MANILA, JUNE 29, 2007
(STAR) By Michael Punongbayan - Flag carrier Philippine Airlines (PAL) reported yesterday a net income of $140.3 million for its financial year ending March 31, 2007, the largest profit in its 66-year history and an affirmation of its robust financial health eight years into its restructuring program.

In a filing with the Securities and Exchange Commission (SEC), PAL said the surplus was a “significant improvement” over the preceding fiscal year’s profit of $22.8 million, or more than a six-fold jump.

It was also PAL’s third straight annual profit, a modest streak achieved in spite of adverse operating conditions, including skyrocketing fuel prices, the liberalization of the aviation industry, continuing global terrorist threats and other issues affecting travel, as well as the airline’s cost base.

“These solid results, not just from last fiscal year but over the past eight years under restructuring, confirm that PAL is fully recovered and is now firmly on track towards long-term profitability,” said PAL president Jaime J. Bautista.

“We are consolidating these gains by reinvesting them in the business in order to further improve our products and services, which is critical in shoring up our competitive position in the liberalized aviation milieu,” he added.

Last year’s record profit came on the back of a $158.4-million or 12.8-percent upsurge in revenues, which also reached a new high of $1.39 billion.

PAL said strong performances by the passenger and cargo businesses, coupled with some non-recurring items, contributed to the expansion.

The airline company said passenger carriage led the way, with PAL ferrying a total of 6.9 million passengers on 21,252 flights during the year, attaining a load factor of 76.8 percent, its highest in 15 years.

On the other hand, expenses increased 6.4 percent to $1.3 billion, principally due to the continued rise in jet fuel prices from an average of $71.79 per barrel in 2006 to $79.81 per barrel in 2007, thereby adding $35.7 million to PAL’s fuel bill, which ballooned to $401.9 million last fiscal year.
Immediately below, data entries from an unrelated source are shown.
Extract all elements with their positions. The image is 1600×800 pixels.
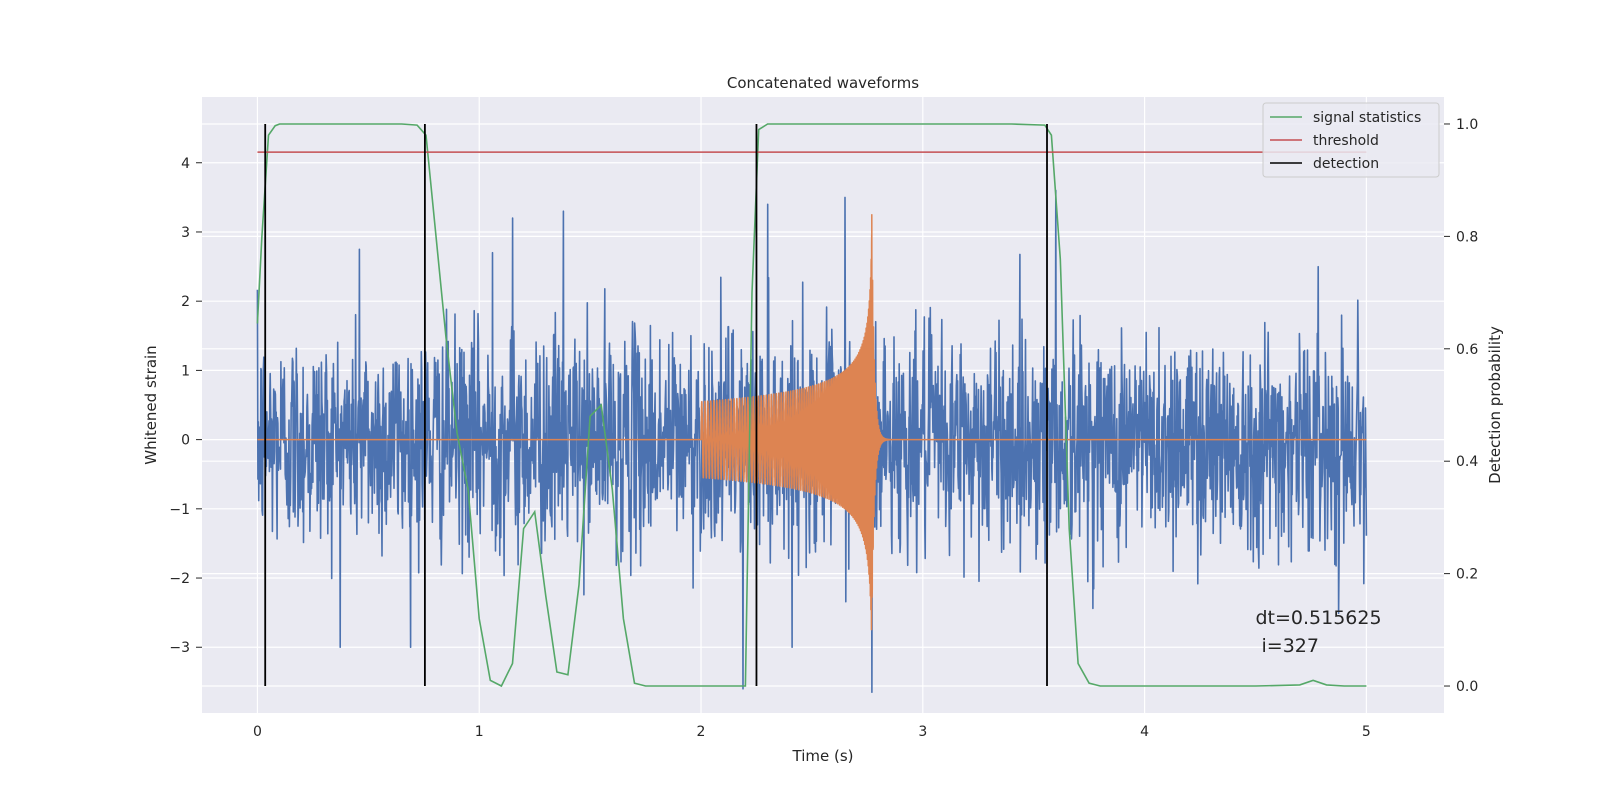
signal-statistics-line	[256, 123, 1367, 688]
y2-tick-label: 0.0	[1456, 679, 1478, 695]
chart-title: Concatenated waveforms	[727, 74, 919, 92]
detection-lines	[264, 123, 1048, 687]
x-tick-label: 2	[697, 724, 706, 740]
y2-tick-label: 0.4	[1456, 454, 1478, 470]
legend: signal statistics threshold detection	[1262, 102, 1440, 178]
legend-box	[1262, 102, 1440, 178]
y-tick-label: 3	[181, 225, 190, 241]
y2-axis-label: Detection probability	[1486, 326, 1504, 484]
y2-tick-label: 0.6	[1456, 342, 1478, 358]
y-tick-label: −1	[169, 502, 190, 518]
y2-tick-label: 0.2	[1456, 567, 1478, 583]
y2-axis-ticks: 0.0 0.2 0.4 0.6 0.8 1.0	[1444, 117, 1478, 695]
y-tick-label: 2	[181, 294, 190, 310]
annotation-dt: dt=0.515625	[1255, 607, 1381, 629]
y-tick-label: 1	[181, 363, 190, 379]
annotation-index: i=327	[1255, 635, 1319, 657]
y2-tick-label: 1.0	[1456, 117, 1478, 133]
legend-label-signal-statistics: signal statistics	[1313, 110, 1421, 126]
y-tick-label: 4	[181, 156, 190, 172]
y-axis-ticks: −3 −2 −1 0 1 2 3 4	[169, 156, 202, 656]
legend-label-threshold: threshold	[1313, 133, 1379, 149]
x-tick-label: 4	[1140, 724, 1149, 740]
x-tick-label: 0	[253, 724, 262, 740]
x-tick-label: 3	[918, 724, 927, 740]
x-axis-label: Time (s)	[792, 747, 854, 765]
y-tick-label: −3	[169, 640, 190, 656]
y-tick-label: 0	[181, 433, 190, 449]
chirp-series-line	[257, 213, 1367, 631]
x-tick-label: 5	[1362, 724, 1371, 740]
x-tick-label: 1	[475, 724, 484, 740]
legend-label-detection: detection	[1313, 156, 1379, 172]
y2-tick-label: 0.8	[1456, 229, 1478, 245]
x-axis-ticks: 0 1 2 3 4 5	[253, 724, 1371, 740]
y-axis-label: Whitened strain	[142, 345, 160, 464]
y-tick-label: −2	[169, 571, 190, 587]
PAL said it managed to keep other expenses in check by relentlessly controlling costs, and improving systems and productivity. For instance, it recently completed the implementation of electronic ticketing throughout its network which made them the first Philippine carrier to fully adopt the customer-friendly technology.

Since entering an SEC-supervised rehabilitation framework in June 1999, PAL has consistently posted an operating income for eight consecutive years and a net income in six of those eight years, key indicators that the flag carrier is on the cusp of a sustained run of financial viability.

Bautista said the profit plow-back is manifested by PAL’s ongoing modernization programs for both its narrow-body and wide-body fleets.

The airline is in the midst of acquiring up to 20 Airbus A320-family jets, with six units already delivered, four due later this year and five more in 2008, in addition to five option aircraft.

PAL has also signed for the acquisition of six Boeing 777-300ER aircraft, comprising four firm orders and two leased units, to boost its long-haul operations to North America and other destinations.

Bautista said PAL will invest from $50 million to $100 million to reconfigure and refurbish cabin interiors on its existing wide-body fleet.

He added that major investments will also go towards continuously upgrading the airline’s safety and security standards as well as its technology, infrastructure and human-resource assets.

Part of this thrust, he explained, is the planned investment of up to $50 million in the development of PAL’s presence at the emerging aviation hub in Clark Field, Pampanga.

“We are undertaking all these as an investment for the future. Our vision is for PAL to reclaim its accustomed place among the region’s premier airlines and we are on track towards that goal,” Bautista said.